Kusurları oranında sorumlu tutuldular
Kararda, “Belediyeler, Çevre Şehircilik ve İklim Bakanlığı ile AFAD’ın yasaların verdiği çeşitli görev ve yetkileri nedeniyle deprem hassasiyeti olan bölgeye ilişkin yaşam çevrelerinin deprem afetinden korunması konusunda hukuki sorumlulukları bulunduğuna” dikkat çekildi. Dava kapsamında yaptırılan bilirkişi incelemesinde, Elazığ Belediye Başkanlığının "Proje ve uygulama konusundaki denetim görevlerinin tam olarak yerine getirmemesinden dolayı %20”, “Çevre ve Şehircilik Bakanlığı'nin Plan ve projelendirme konusundaki denetim görevlerinin tam olarak yerine getirilmemesinden dolayı %3”, “AFAD’ın Afet durumu ile ilgili gerekli çalışmaların ve denetimlerin yapılmamasından dolayı %2 oranında sorumlu olduğunun” tespit edildiğine yer verildi.

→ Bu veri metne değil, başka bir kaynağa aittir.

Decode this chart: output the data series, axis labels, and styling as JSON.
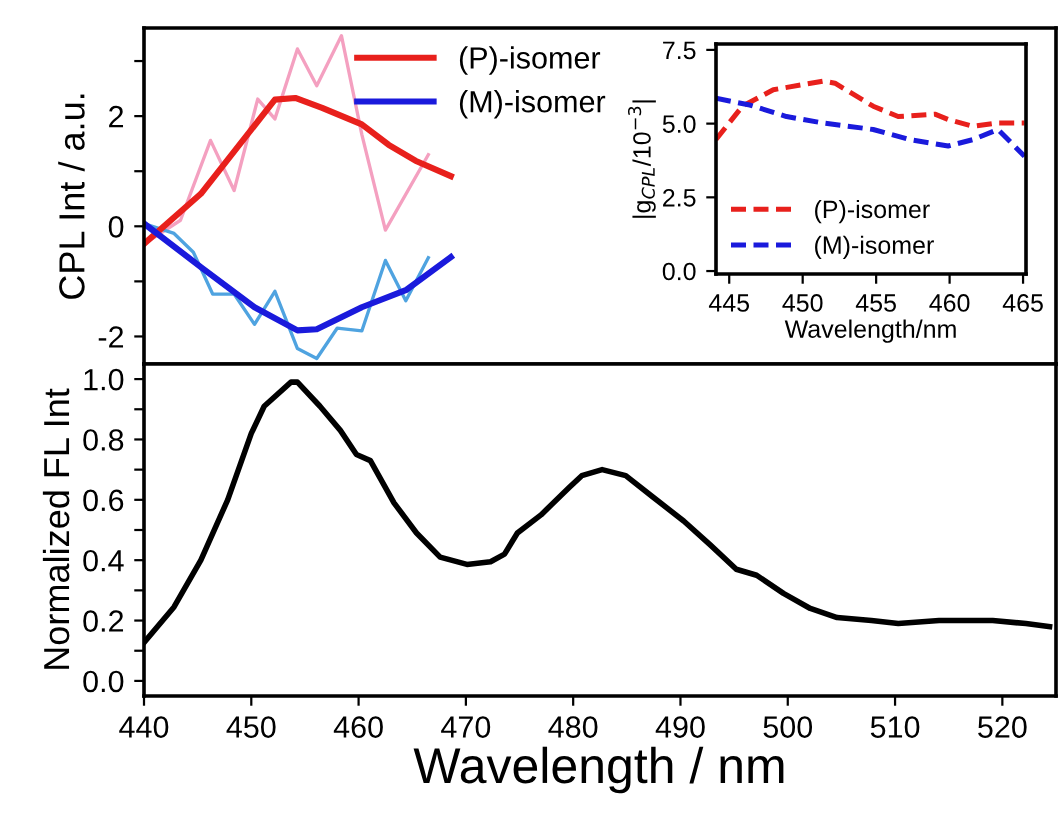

Maddi ve manevi tazminat ödeyecekler
Kararın sonuç kısmında, şu ifadeler kullanıldı:
“Davacıya ait dava konusu taşınmazın Elazığ ilinde meydana gelen depremler neticesinde davalı idarelerin hizmet kusuru nedeniyle yıkıldığı ve bu sebeple de anılan idarelerin davacının uğramış olduğu zararları tazminle yükümlü oldukları görülmekte olup; (…) davacının gerçek zararının ıslah dilekçesi ile de arttırılmak suretiyle dava değeri haline gelen 23 bin 848 lira olduğu; miktarın kusurları oranında davalı idareler tarafından davacıya ödenmesi, manevi tazminat açısından ise taşınmazının yıkılmasından duyulan elem ve ızdırap nedeniyle davacıya takdiren 2 bin lira manevi tazminatın tazmini gerektiği sonucuna varılmıştır”

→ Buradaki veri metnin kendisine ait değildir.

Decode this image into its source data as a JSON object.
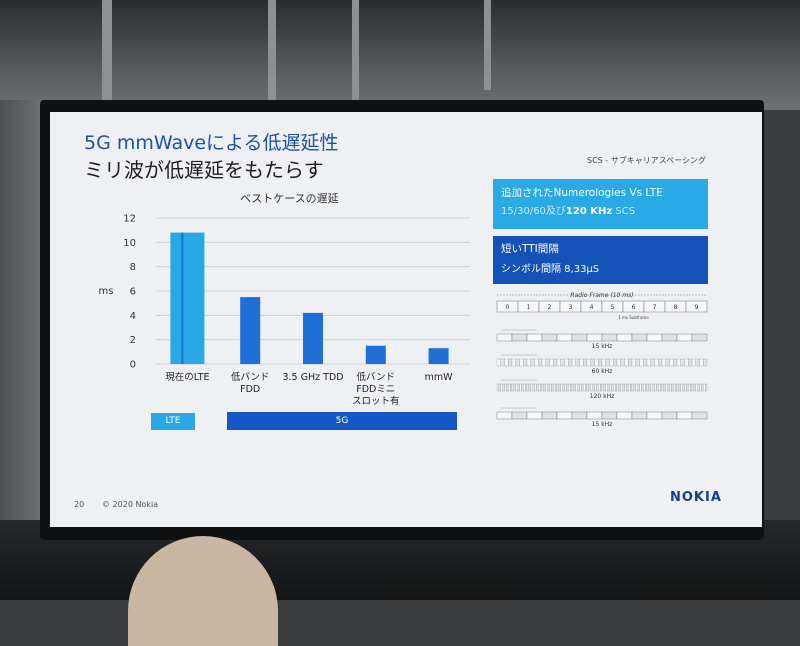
{
  "slide": {
    "title_line1": "5G mmWaveによる低遅延性",
    "title_line2": "ミリ波が低遅延をもたらす",
    "scs_label": "SCS - サブキャリアスペーシング",
    "footer_page": "20",
    "footer_copyright": "© 2020 Nokia",
    "logo_text": "NOKIA"
  },
  "info_boxes": {
    "box1_line1": "追加されたNumerologies Vs LTE",
    "box1_line2_a": "15/30/60及び",
    "box1_line2_b": "120 KHz",
    "box1_line2_c": " SCS",
    "box1_color": "#29a9e6",
    "box2_line1": "短いTTI間隔",
    "box2_line2": "シンボル間隔 8,33μS",
    "box2_color": "#1452b8"
  },
  "bands": {
    "lte_label": "LTE",
    "g5_label": "5G",
    "lte_color": "#29a8e6",
    "g5_color": "#1356c4"
  },
  "frame_diagram": {
    "title": "Radio Frame (10 ms)",
    "slot_numbers": [
      "0",
      "1",
      "2",
      "3",
      "4",
      "5",
      "6",
      "7",
      "8",
      "9"
    ],
    "subframe_note": "1 ms Subframe",
    "scs_labels": [
      "15 kHz",
      "60 kHz",
      "120 kHz",
      "15 kHz"
    ]
  },
  "chart_data": {
    "type": "bar",
    "title": "ベストケースの遅延",
    "ylabel": "ms",
    "ylim": [
      0,
      12
    ],
    "yticks": [
      0,
      2,
      4,
      6,
      8,
      10,
      12
    ],
    "categories": [
      {
        "lines": [
          "現在のLTE"
        ],
        "value": 10.8,
        "color": "#29a8e6"
      },
      {
        "lines": [
          "低バンド",
          "FDD"
        ],
        "value": 5.5,
        "color": "#1f6fd6"
      },
      {
        "lines": [
          "3.5 GHz TDD"
        ],
        "value": 4.2,
        "color": "#1f6fd6"
      },
      {
        "lines": [
          "低バンド",
          "FDDミニ",
          "スロット有"
        ],
        "value": 1.5,
        "color": "#1f6fd6"
      },
      {
        "lines": [
          "mmW"
        ],
        "value": 1.3,
        "color": "#1f6fd6"
      }
    ],
    "grid": true
  }
}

Karar uyarınca, Elazığ Belediye Başkanlığı 20 bin 679, Çevre Şehircilik ve İklim Değişikliği Bakanlığı 3 bin 101, AFAD ise 2 bin 67 lira maddi ve manevi tazminat olmak üzere toplamda 25 bin 848 lira ödeyecek. Mahkemenin bu kararı 6 Şubat’ta Kahramanmaraş merkezli gerçekleşen depremlerde evleri yıkılan depremzedeler yönünden de emsal niteliği taşıyor.